L’argument : Le 3 janvier 1889, sur la piazza Alberto de Turin, le philosophe Friedrich Nietzsche se jeta, en pleurant, au cou d’un cheval de fiacre épuisé et brutalisé par son cocher. Puis il perdit connaissance. Après cet évènement, il n’écrivit plus jamais et sombra dans la folie.
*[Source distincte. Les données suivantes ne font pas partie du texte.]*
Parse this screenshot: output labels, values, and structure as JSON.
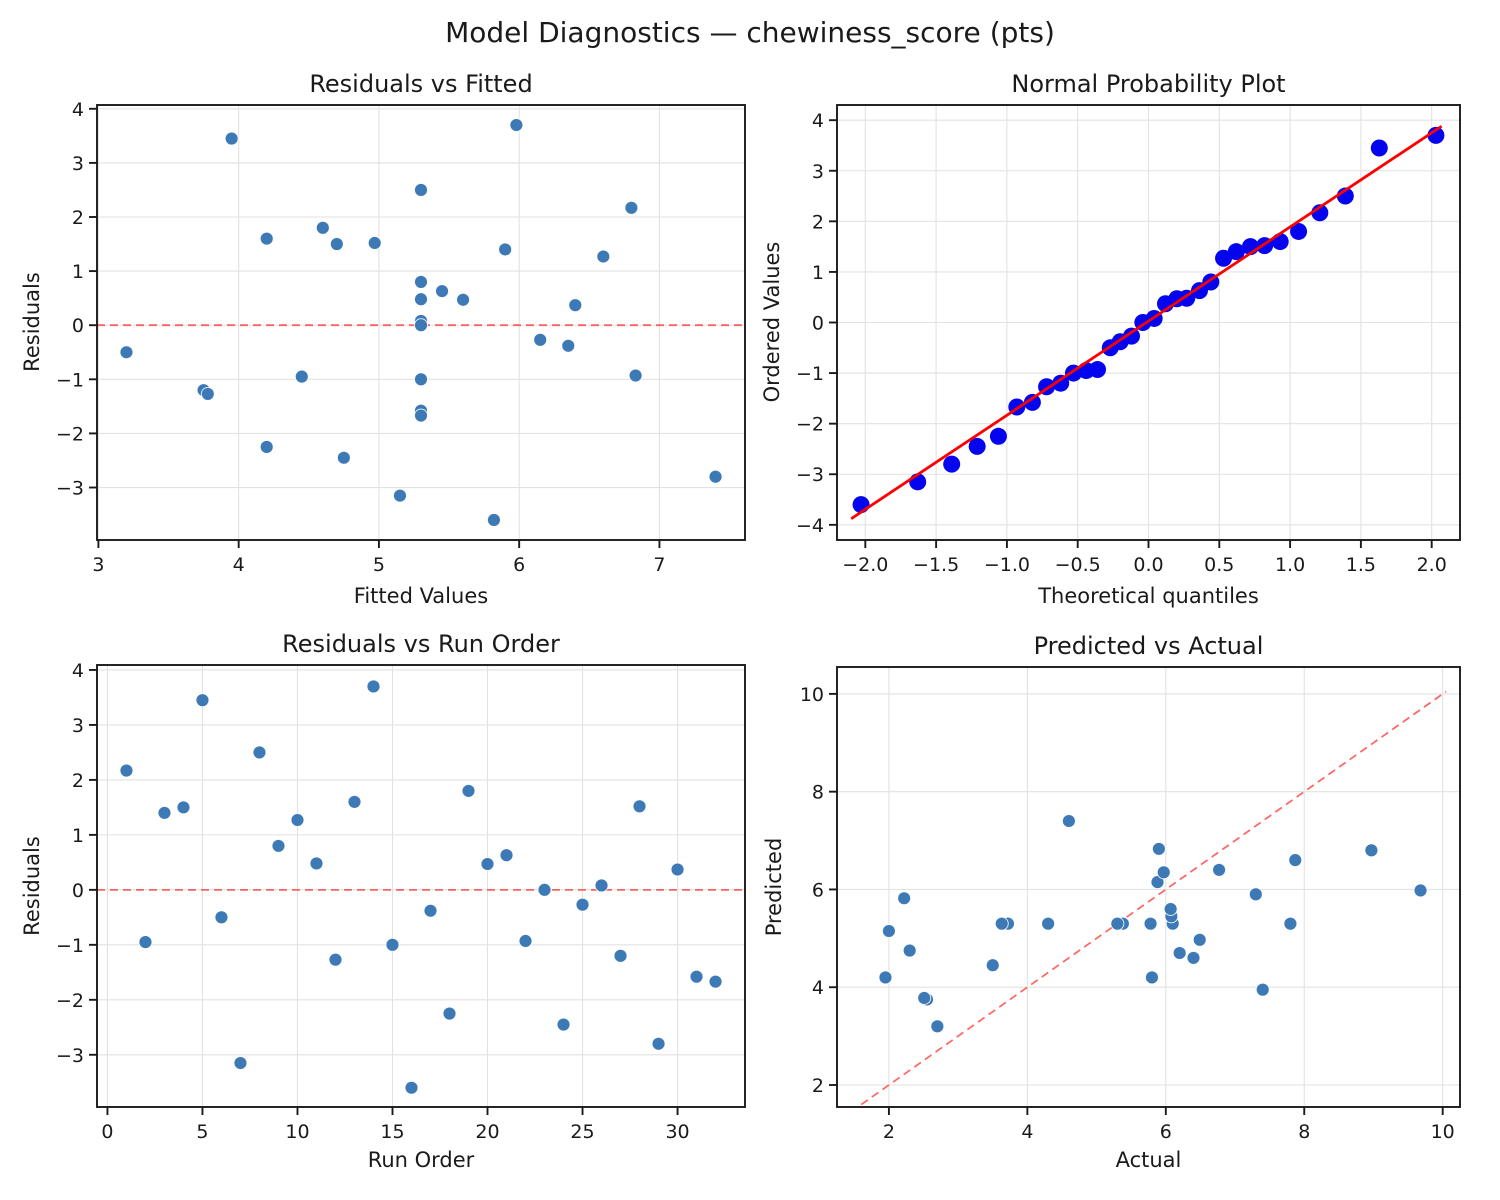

Le Cheval de Turin raconte l’histoire du cheval, de son maître et de la fille de celui-ci, vivant tous les trois dans une ferme reculée.
Le film : Consacré à Berlin, Le Cheval de Turin est la plus belle des revanches pour Bela Tarr qui a réussi à imposer son intransigeance esthétique et, son ascétisme thématique aux cinéphiles français qui l’avaient un peu oublié depuis le magnifique Les Harmonies Werckmeister en 2003.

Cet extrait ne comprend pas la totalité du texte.